I suppose I should pray, he thought, but he could not summon the desire to do so. What could God do? Why would God let these things happen? It made no sense to him. The machines inside his body would determine if he lived or died. Lia was dead, or she was alive. He would find her, or he would not. He did not think God could help him.

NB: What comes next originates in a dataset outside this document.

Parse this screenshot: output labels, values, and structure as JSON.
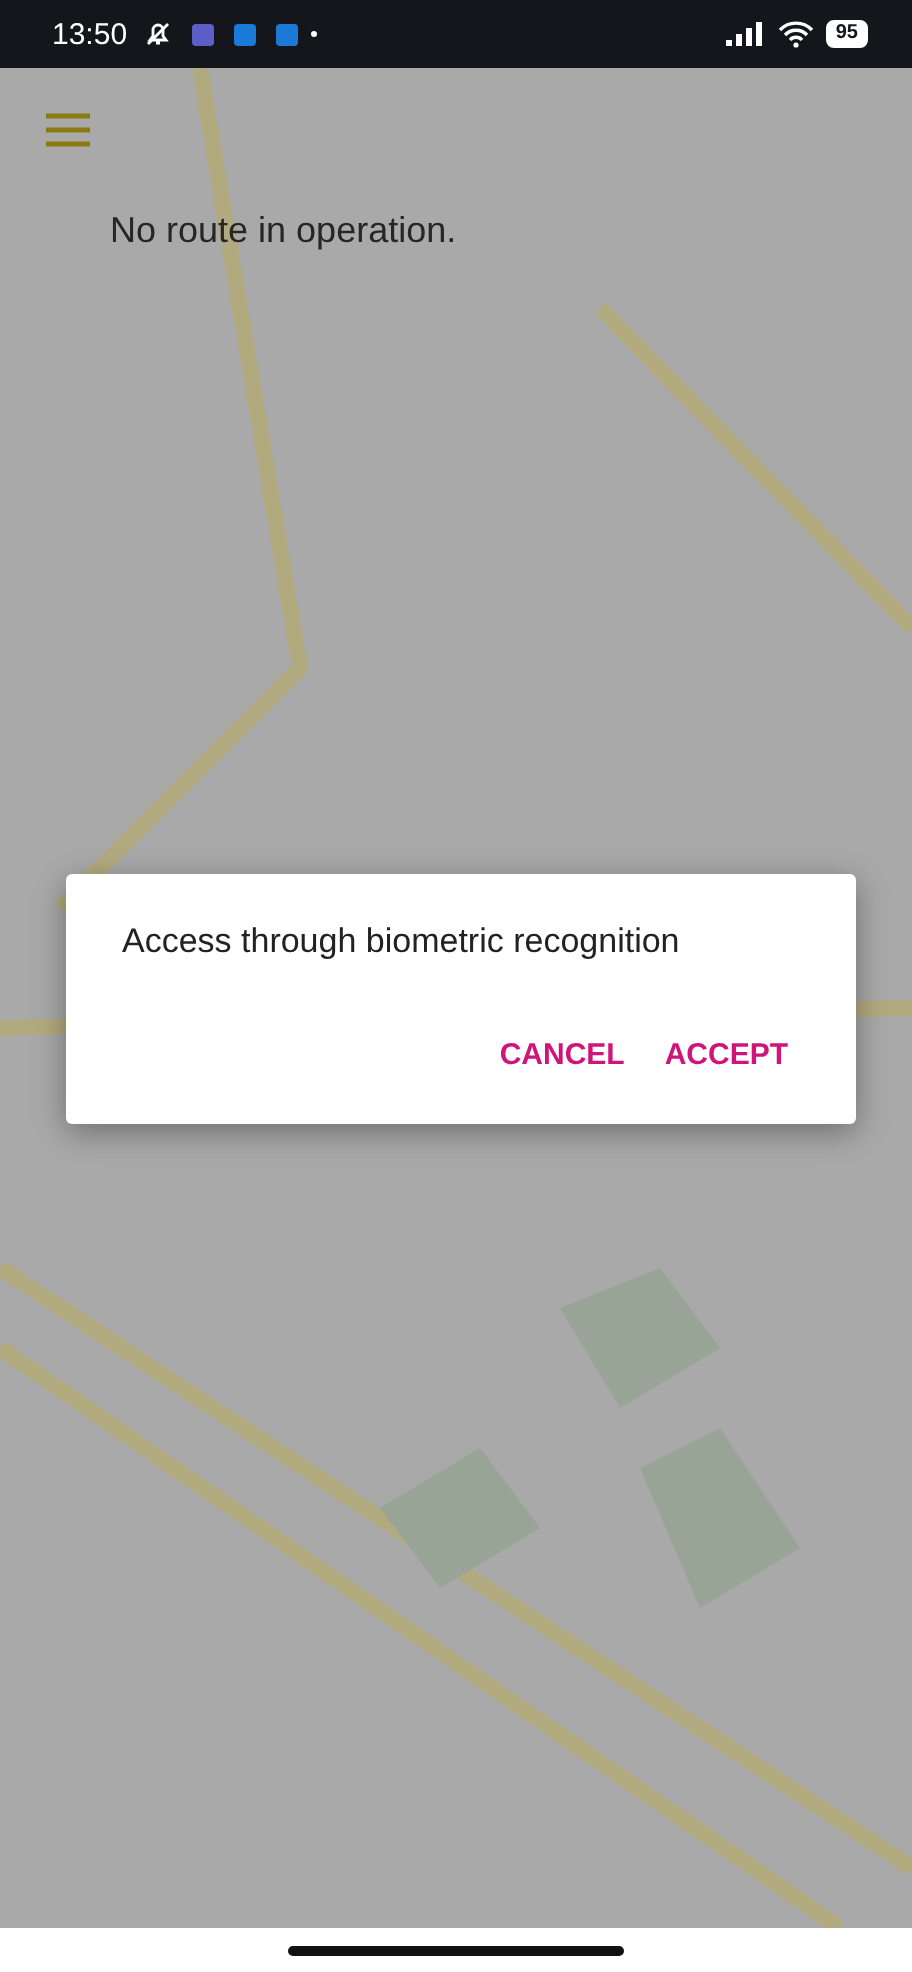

A new sensation radiated from his belly into his awareness. At first, he did not know what he was feeling, then he recognized it as hunger. He crawled over to the cloth bag. Inside was a glass bottle half full of water, and two leaf-wrapped packets. Tucker uncapped the bottle and drank. He unwrapped the packets. One held strips of dried meat, the other contained what looked like a yellow compressed sponge. Tucker sniffed, then tasted it. Like dense, stale angel food cake, but not so sweet. He washed it down with another gulp of water, then went to work chewing on the dried meat, trying not to think what sort of animal it might be. He ate all the meat, then finished the spongy, dry mystery cake. The food settled comfortably inside him. He examined the wound under his rib cage, which had nearly closed and was not bleeding at all. He sat back against the tree trunk and waited.